The patient-reported outcomes are also reassuring. Symptom improvement in 84.4% of the cohort indicates that most patients benefited clinically, not just anatomically. For patients, this matters more than any technical detail: they want to eat comfortably, avoid persistent heartburn, and reduce or discontinue medication when possible.
Limitations
As with many surgical series, this study has limitations. It was retrospective, meaning the analysis was based on previously collected data rather than a randomized comparison. There was no control group of similar patients who underwent hiatal repair without relaxing incisions, so it is not possible to prove that the new technique alone caused the favorable outcomes.

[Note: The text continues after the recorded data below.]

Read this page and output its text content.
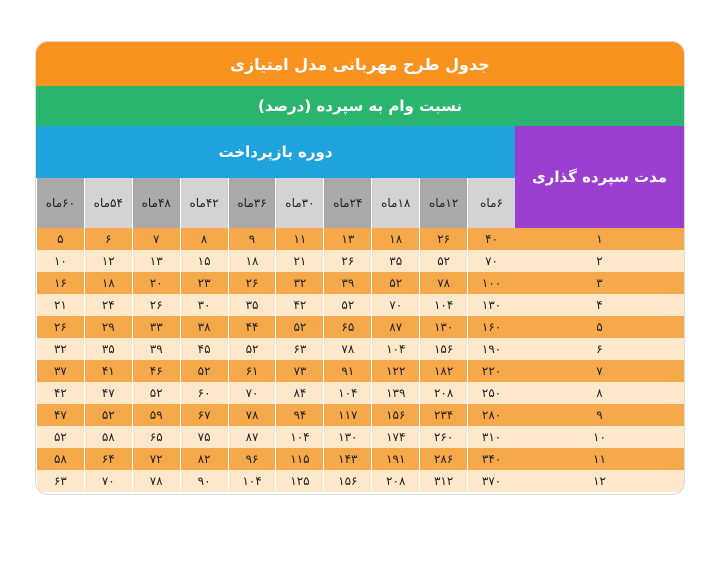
جدول طرح مهربانی مدل امتیازی
نسبت وام به سپرده (درصد)
دوره بازپرداخت
مدت سپرده گذاری
۶ماه
۱۲ماه
۱۸ماه
۲۴ماه
۳۰ماه
۳۶ماه
۴۲ماه
۴۸ماه
۵۴ماه
۶۰ماه
۱
۴۰
۲۶
۱۸
۱۳
۱۱
۹
۸
۷
۶
۵
۲
۷۰
۵۲
۳۵
۲۶
۲۱
۱۸
۱۵
۱۳
۱۲
۱۰
۳
۱۰۰
۷۸
۵۲
۳۹
۳۲
۲۶
۲۳
۲۰
۱۸
۱۶
۴
۱۳۰
۱۰۴
۷۰
۵۲
۴۲
۳۵
۳۰
۲۶
۲۴
۲۱
۵
۱۶۰
۱۳۰
۸۷
۶۵
۵۲
۴۴
۳۸
۳۳
۲۹
۲۶
۶
۱۹۰
۱۵۶
۱۰۴
۷۸
۶۳
۵۲
۴۵
۳۹
۳۵
۳۲
۷
۲۲۰
۱۸۲
۱۲۲
۹۱
۷۳
۶۱
۵۲
۴۶
۴۱
۳۷
۸
۲۵۰
۲۰۸
۱۳۹
۱۰۴
۸۴
۷۰
۶۰
۵۲
۴۷
۴۲
۹
۲۸۰
۲۳۴
۱۵۶
۱۱۷
۹۴
۷۸
۶۷
۵۹
۵۲
۴۷
۱۰
۳۱۰
۲۶۰
۱۷۴
۱۳۰
۱۰۴
۸۷
۷۵
۶۵
۵۸
۵۲
۱۱
۳۴۰
۲۸۶
۱۹۱
۱۴۳
۱۱۵
۹۶
۸۲
۷۲
۶۴
۵۸
۱۲
۳۷۰
۳۱۲
۲۰۸
۱۵۶
۱۲۵
۱۰۴
۹۰
۷۸
۷۰
۶۳
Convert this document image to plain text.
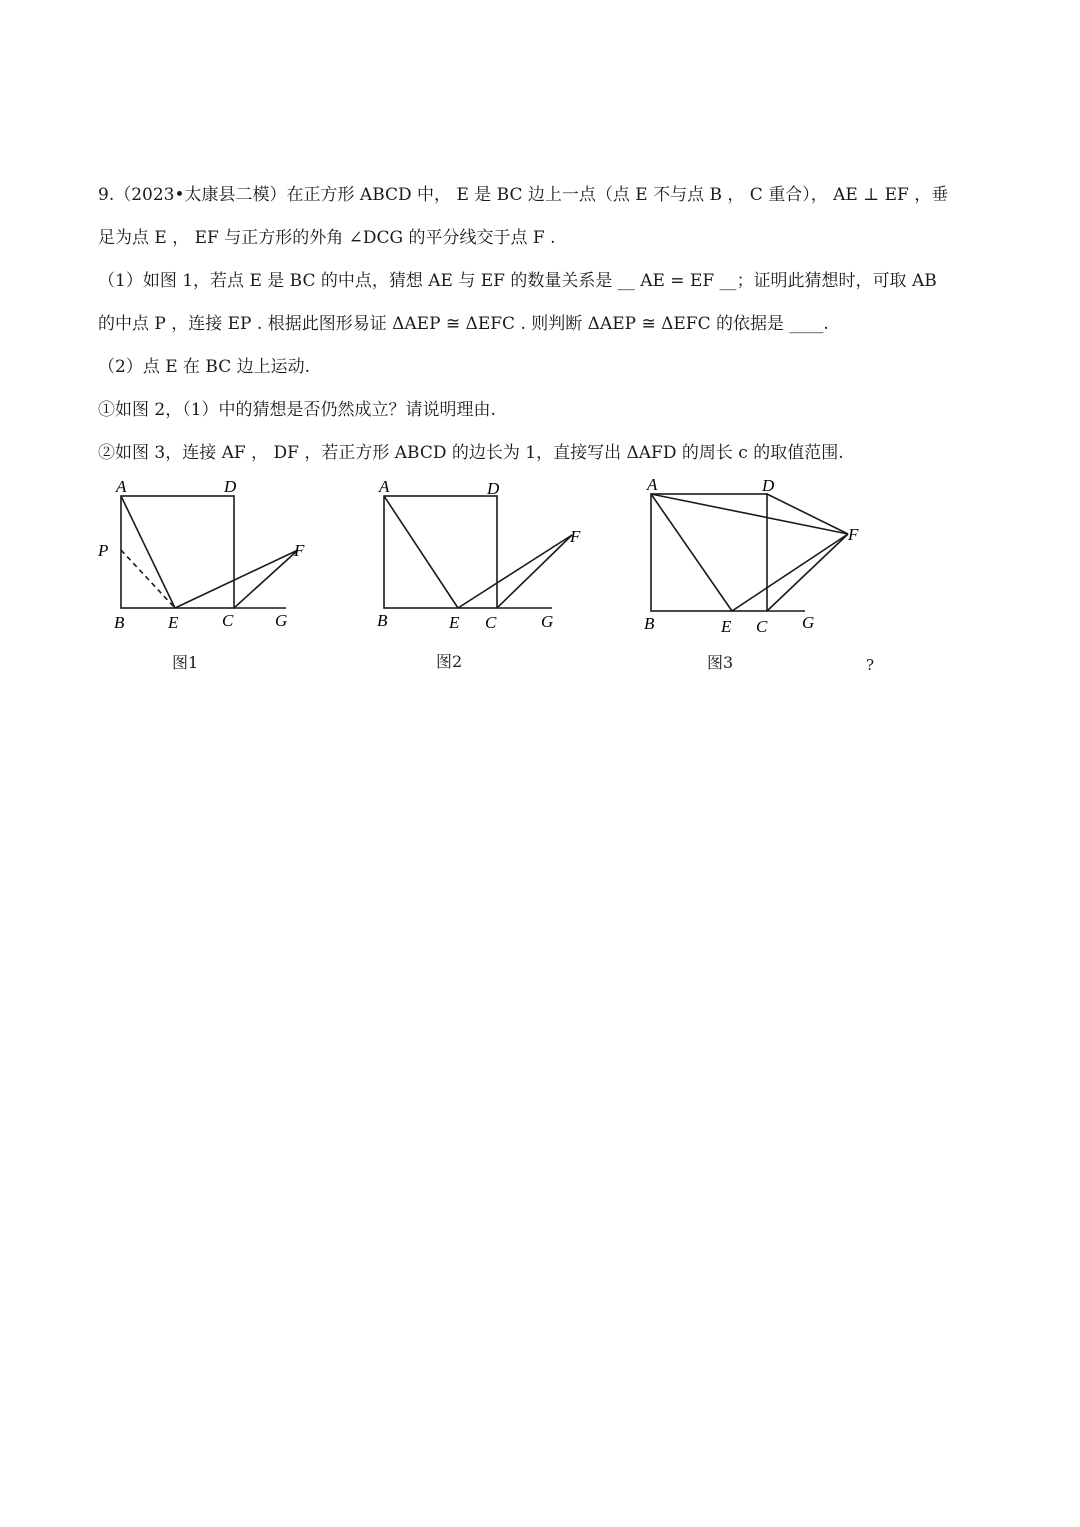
9.（2023•太康县二模）在正方形 ABCD 中， E 是 BC 边上一点（点 E 不与点 B ， C 重合）， AE ⊥ EF ，垂
足为点 E ， EF 与正方形的外角 ∠DCG 的平分线交于点 F .
（1）如图 1，若点 E 是 BC 的中点，猜想 AE 与 EF 的数量关系是 __ AE = EF __；证明此猜想时，可取 AB
的中点 P ，连接 EP . 根据此图形易证 ΔAEP ≅ ΔEFC . 则判断 ΔAEP ≅ ΔEFC 的依据是 ____.
（2）点 E 在 BC 边上运动.
①如图 2，（1）中的猜想是否仍然成立？请说明理由.
②如图 3，连接 AF ， DF ，若正方形 ABCD 的边长为 1，直接写出 ΔAFD 的周长 c 的取值范围.
A	D
P	F
B	E	C G
图1
A	D
F
B	E C	G
图2
A	D
F
B	E C G
图3	?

The sample size was modest, and the cohort was heterogeneous, including redo cases, giant hernias, and upside-down stomach. These groups differ in anatomy, surgical difficulty, and risk of recurrence. Follow-up was helpful but still limited for a condition where recurrence may appear years later.
In addition, the study relied partly on symptom-based outcomes. Although symptoms are highly relevant, they do not always perfectly match the presence or absence of anatomical recurrence. Long-term imaging or endoscopic follow-up will be needed to better define durability.
Conclusion
Redo hiatal hernia repair and surgery for giant paraesophageal hernia remain technically demanding procedures with a meaningful risk of failure. Lateral relaxing diaphragmatic incisions may offer a useful add-on technique by lowering tension at the hiatus and enabling a more secure, tension-free closure.

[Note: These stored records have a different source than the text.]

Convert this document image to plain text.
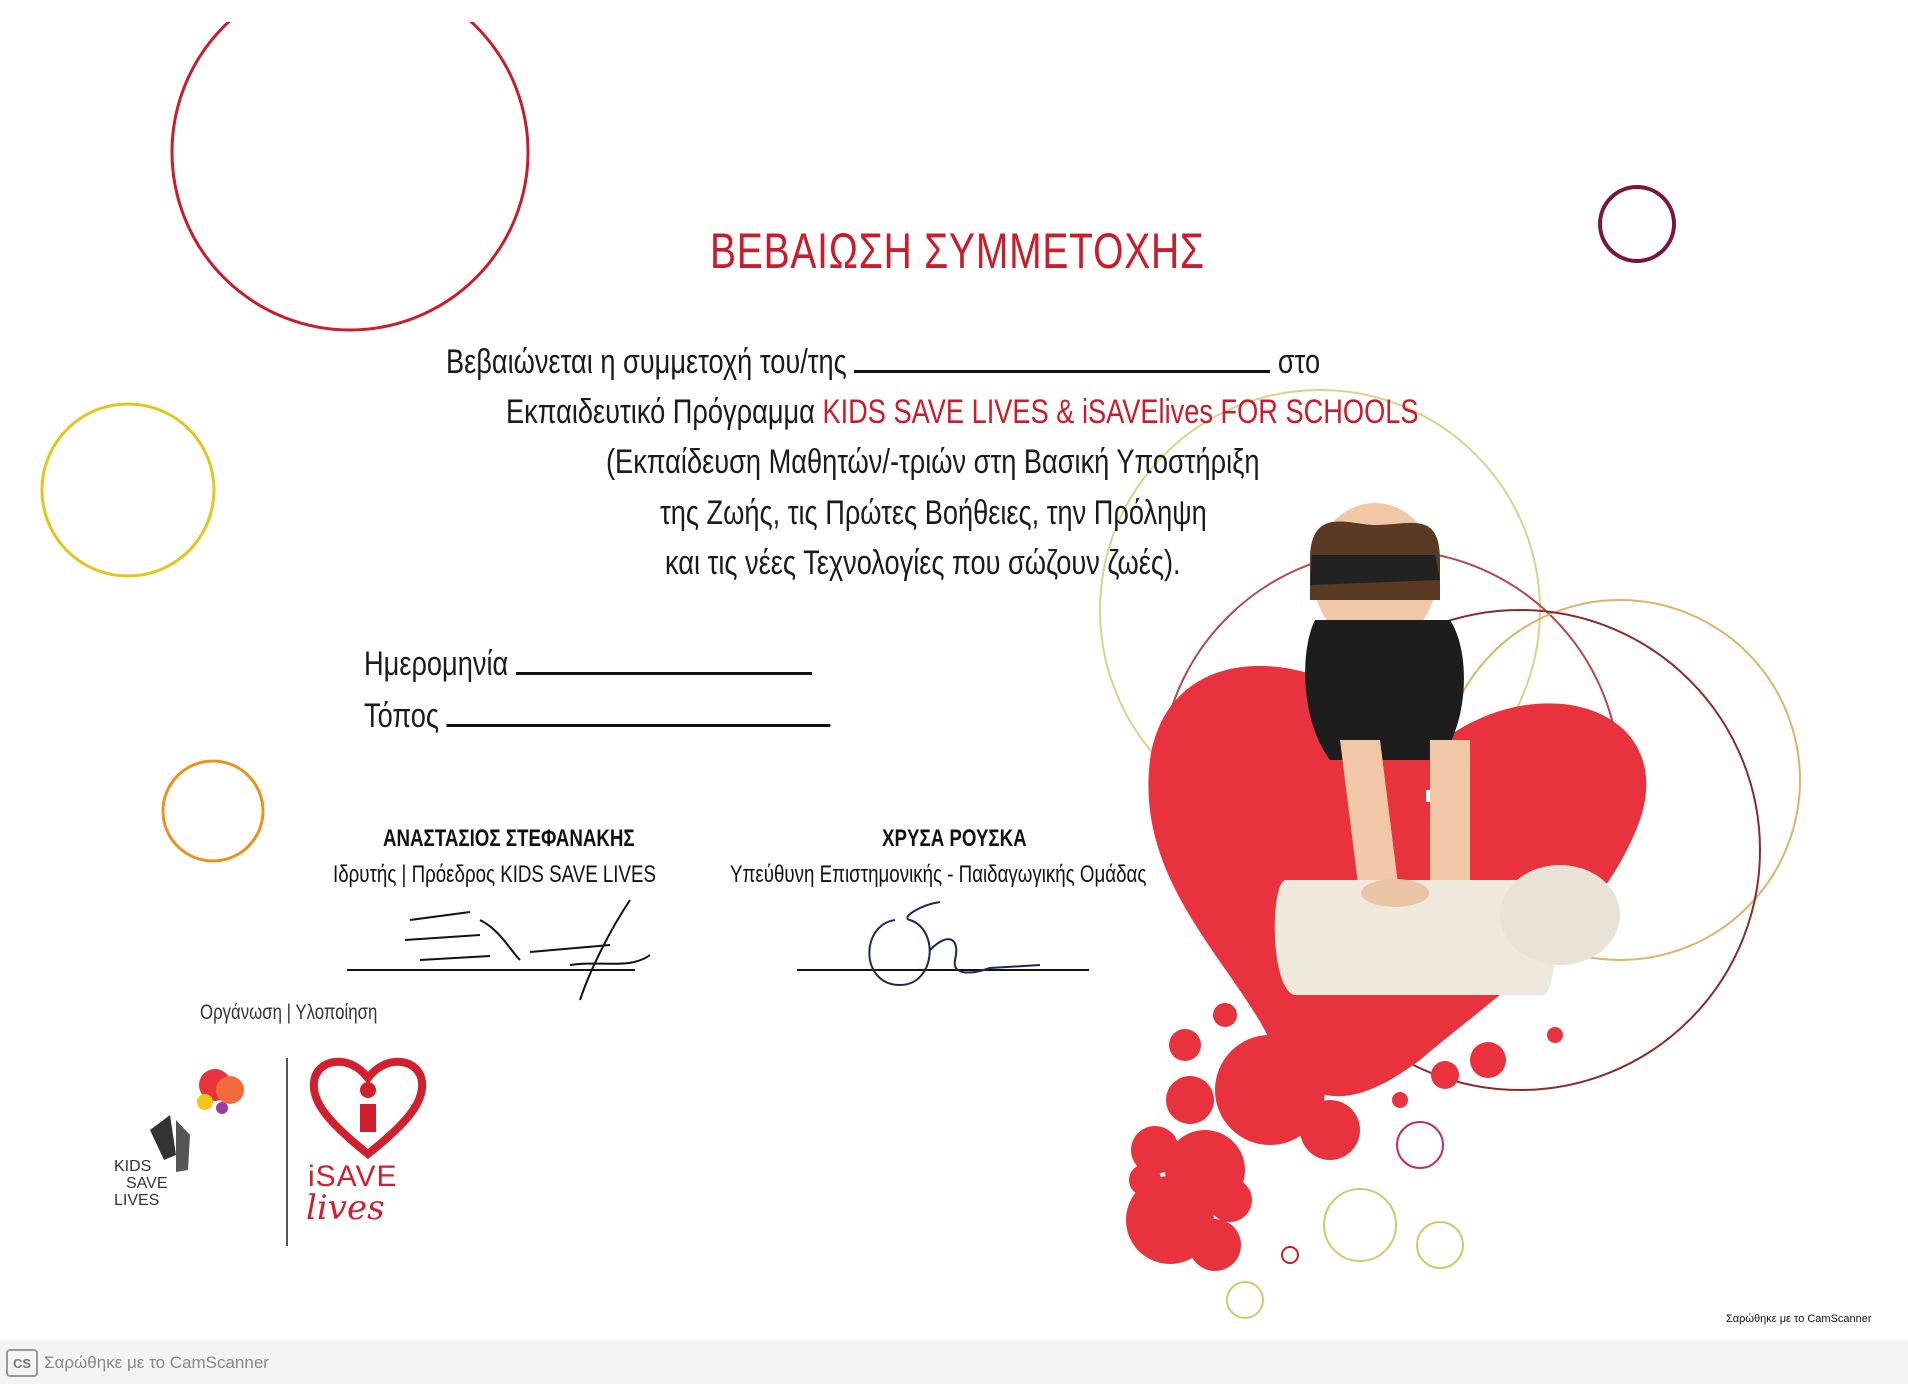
ΒΕΒΑΙΩΣΗ ΣΥΜΜΕΤΟΧΗΣ
Βεβαιώνεται η συμμετοχή του/της	στο
Εκπαιδευτικό Πρόγραμμα KIDS SAVE LIVES & iSAVElives FOR SCHOOLS
(Εκπαίδευση Μαθητών/-τριών στη Βασική Υποστήριξη
της Ζωής, τις Πρώτες Βοήθειες, την Πρόληψη
και τις νέες Τεχνολογίες που σώζουν ζωές).
Ημερομηνία
Τόπος
ΑΝΑΣΤΑΣΙΟΣ ΣΤΕΦΑΝΑΚΗΣ
Ιδρυτής | Πρόεδρος KIDS SAVE LIVES
ΧΡΥΣΑ ΡΟΥΣΚΑ
Υπεύθυνη Επιστημονικής - Παιδαγωγικής Ομάδας
Οργάνωση | Υλοποίηση
KIDS
SAVE
LIVES
iSAVE
lives
Σαρώθηκε με το CamScanner
CS Σαρώθηκε με το CamScanner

In this cohort, the approach was feasible and associated with good symptom outcomes, including substantial relief of heartburn and improvement in overall postoperative comfort. While these findings are encouraging, they do not yet establish the technique as a universal standard. Larger studies with longer follow-up and objective imaging are needed to determine whether this strategy truly reduces long-term recurrence.
For now, the study suggests that carefully selected relaxing incisions may be a valuable tool in the surgeon’s armamentarium for the most challenging hiatal hernia repairs.